The severe drought in Eastern Syria between 2006-2010 triggered by the over grazing of the Syrian Steppe, damaged the Rural ecosystem and forced many working age Syrians to migrate with their families to the cities in search of alternative livelihoods. This massive exodus to the urban cities created pressure for the Assad regime as unemployment and poverty increased. Those in the cities and the new arrivals from the rural areas formed a coalition and blamed the government for failing to handle the effects of the drought and the plight of Syrians. With increase corruption and no freedom to express their voices, the civil strife for daily bread and freedom transformed into a battle between the Assad regime and a concoction of extremist groups including Al-Qaeda and ISIL with multiple agendas. These jihadist extremists’ groups found it comparatively easy to win the hearts and minds of Syrians and massive support from a mixture of those who had migrated from the rural areas as a result of the drought and those in the cities directly impacted by the internal migration; and wanted the government out of the way for failing to intervene. Irrespective of this trend, climate change caused by severe droughts only added extra ammunition to the Syrian conflict, it was not the primary causation factor. It’s influence on the crisis dynamics and trend cannot be dismissed either.

Conclusion

There is no solid concluding evidence that planting more trees in the Lake Chad region, curtailing the over grazing of land in Eastern Syria, providing alternative mechanism to grazing fields for nomadic pastoralist in North Central Nigeria and North Rift of Kenya and turning the desert in the Sahel into a forest would have prevented the rise and prominence of Boko Haram, ISIS, Fulani Herder crisis, or the influence of AQIM and Ansar al Dine in Mali.

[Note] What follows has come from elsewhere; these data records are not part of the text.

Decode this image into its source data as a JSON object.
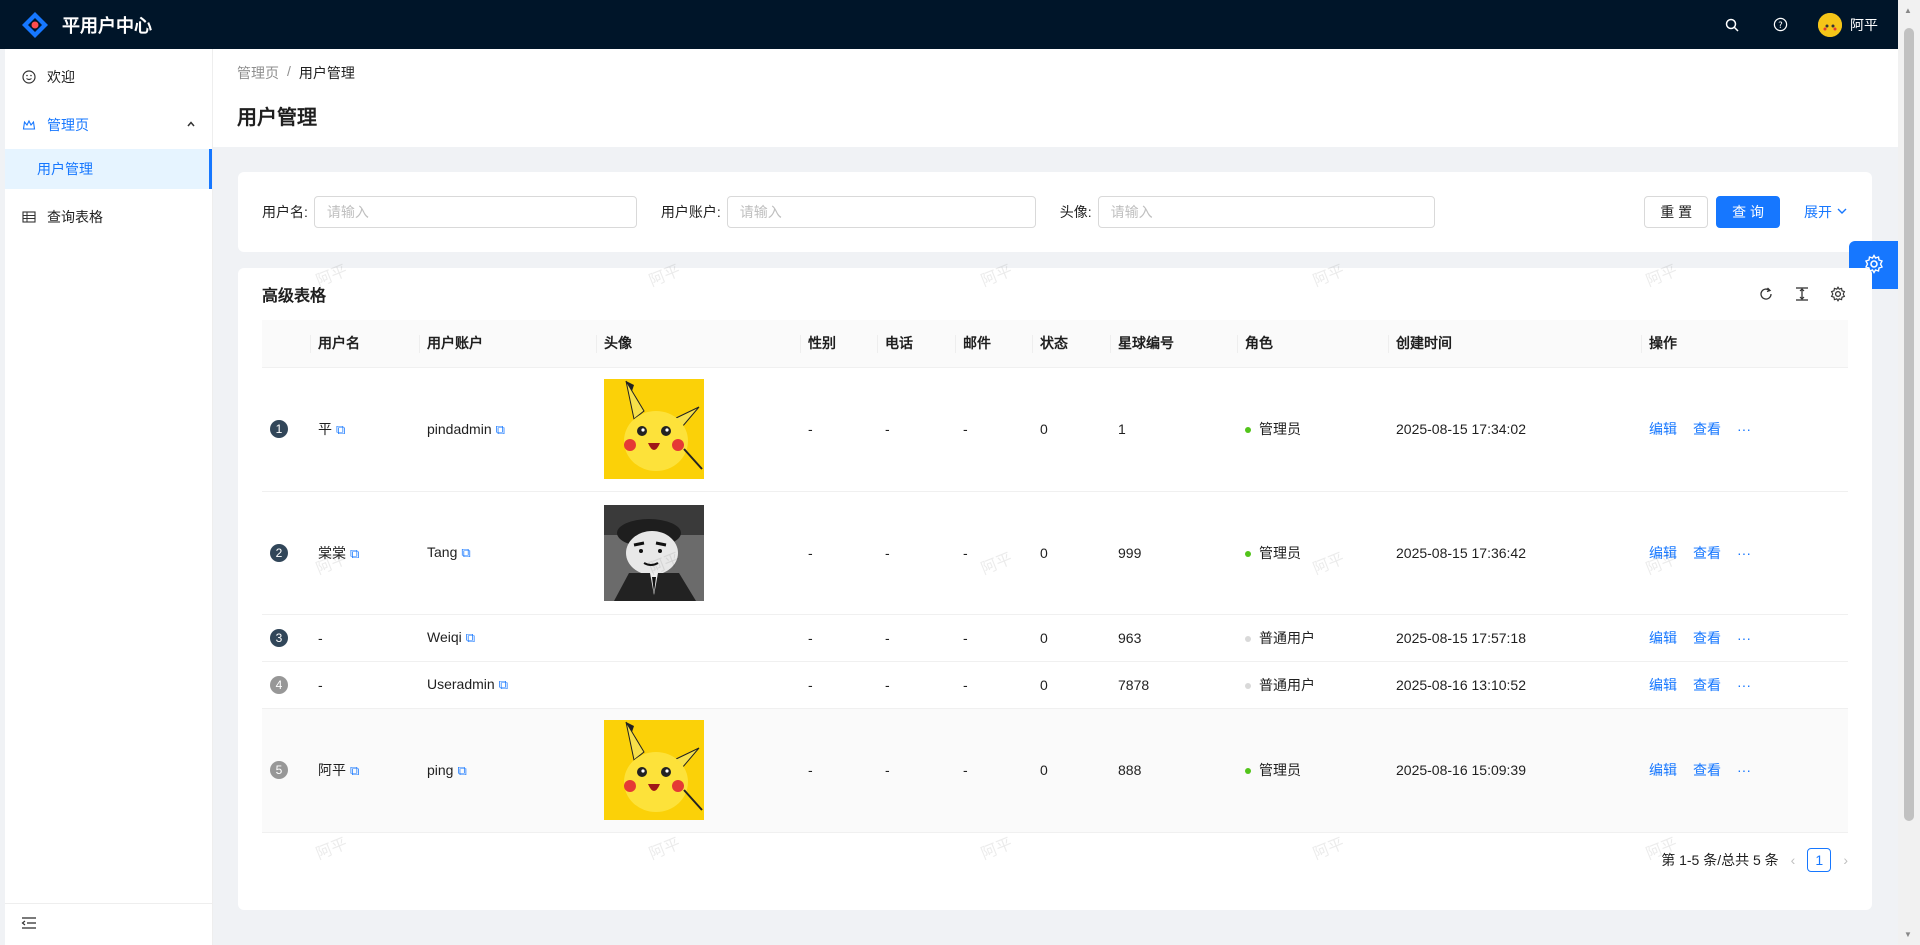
{
  "header": {
    "app_title": "平用户中心",
    "username": "阿平",
    "search_icon": "search-icon",
    "help_icon": "question-icon"
  },
  "sidebar": {
    "items": [
      {
        "label": "欢迎",
        "icon": "smile-icon"
      },
      {
        "label": "管理页",
        "icon": "crown-icon"
      },
      {
        "label": "用户管理"
      },
      {
        "label": "查询表格",
        "icon": "table-icon"
      }
    ]
  },
  "breadcrumb": {
    "parent": "管理页",
    "separator": "/",
    "current": "用户管理"
  },
  "page_title": "用户管理",
  "search": {
    "username_label": "用户名:",
    "account_label": "用户账户:",
    "avatar_label": "头像:",
    "placeholder": "请输入",
    "reset_label": "重 置",
    "query_label": "查 询",
    "expand_label": "展开"
  },
  "table": {
    "title": "高级表格",
    "columns": [
      "",
      "用户名",
      "用户账户",
      "头像",
      "性别",
      "电话",
      "邮件",
      "状态",
      "星球编号",
      "角色",
      "创建时间",
      "操作"
    ],
    "rows": [
      {
        "index": "1",
        "username": "平",
        "account": "pindadmin",
        "avatar": "pikachu",
        "gender": "-",
        "phone": "-",
        "email": "-",
        "status": "0",
        "planet": "1",
        "role": "管理员",
        "role_color": "#52c41a",
        "created": "2025-08-15 17:34:02"
      },
      {
        "index": "2",
        "username": "棠棠",
        "account": "Tang",
        "avatar": "crayon",
        "gender": "-",
        "phone": "-",
        "email": "-",
        "status": "0",
        "planet": "999",
        "role": "管理员",
        "role_color": "#52c41a",
        "created": "2025-08-15 17:36:42"
      },
      {
        "index": "3",
        "username": "-",
        "account": "Weiqi",
        "avatar": "",
        "gender": "-",
        "phone": "-",
        "email": "-",
        "status": "0",
        "planet": "963",
        "role": "普通用户",
        "role_color": "#d9d9d9",
        "created": "2025-08-15 17:57:18"
      },
      {
        "index": "4",
        "username": "-",
        "account": "Useradmin",
        "avatar": "",
        "gender": "-",
        "phone": "-",
        "email": "-",
        "status": "0",
        "planet": "7878",
        "role": "普通用户",
        "role_color": "#d9d9d9",
        "created": "2025-08-16 13:10:52"
      },
      {
        "index": "5",
        "username": "阿平",
        "account": "ping",
        "avatar": "pikachu",
        "gender": "-",
        "phone": "-",
        "email": "-",
        "status": "0",
        "planet": "888",
        "role": "管理员",
        "role_color": "#52c41a",
        "created": "2025-08-16 15:09:39"
      }
    ],
    "actions": {
      "edit": "编辑",
      "view": "查看",
      "more": "···"
    }
  },
  "pagination": {
    "summary": "第 1-5 条/总共 5 条",
    "current_page": "1"
  },
  "watermark": "阿平"
}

A drought may not directly threaten the national security of any given state, but when the consequences are overwhelming on the affected populations and mismanaged, the adverse effect of climate change can lead to internal migration, unemployment, poverty, anger, hatred and inter/Indra communal clashes between rural to Urban populations.

This analysis simply demonstrates that in specific fragile cultural and economic environments, presented with specific kinds of disasters, coupled with the inaction of state authorities, some specific places may experience armed violence as the weather pattern alters. However, the increase in severity of these conflicts has little to do with climate change itself. This is not to say that countries that proactively nip climate change impact in the bud will be free from climate change related conflicts. Each case must be approached on its own merits and demerits.

Recommendation

It is dangerous for policy makers and mankind in general to reject, ignore, play down, and do little to protect the ecosystem. It will make a huge difference if we all proactively counter the real adverse repercussions of global climate change patterns as we face a much closer period in history when desperate men and women will be left with no choice but to fight ‘weather wars’ of survival but also a time when adverse climate change will become a single direct trigger rather than a precondition for many future wars.

To solve a problem right, requires solving the right problem. With the right Subject Matter Expertise, unravelling the complex situations of natural disasters and their impact to man-made disasters needs intense research and a structural solution design to mitigate the real impact of climate change from a local implementation perspective. There is an obvious need to keep the global warming below 1.5 decree Celsius. There is also a need to impact the local community to plant trees, minimise deforestation and avoid products that harm the environment. But the answer is in the specific problem.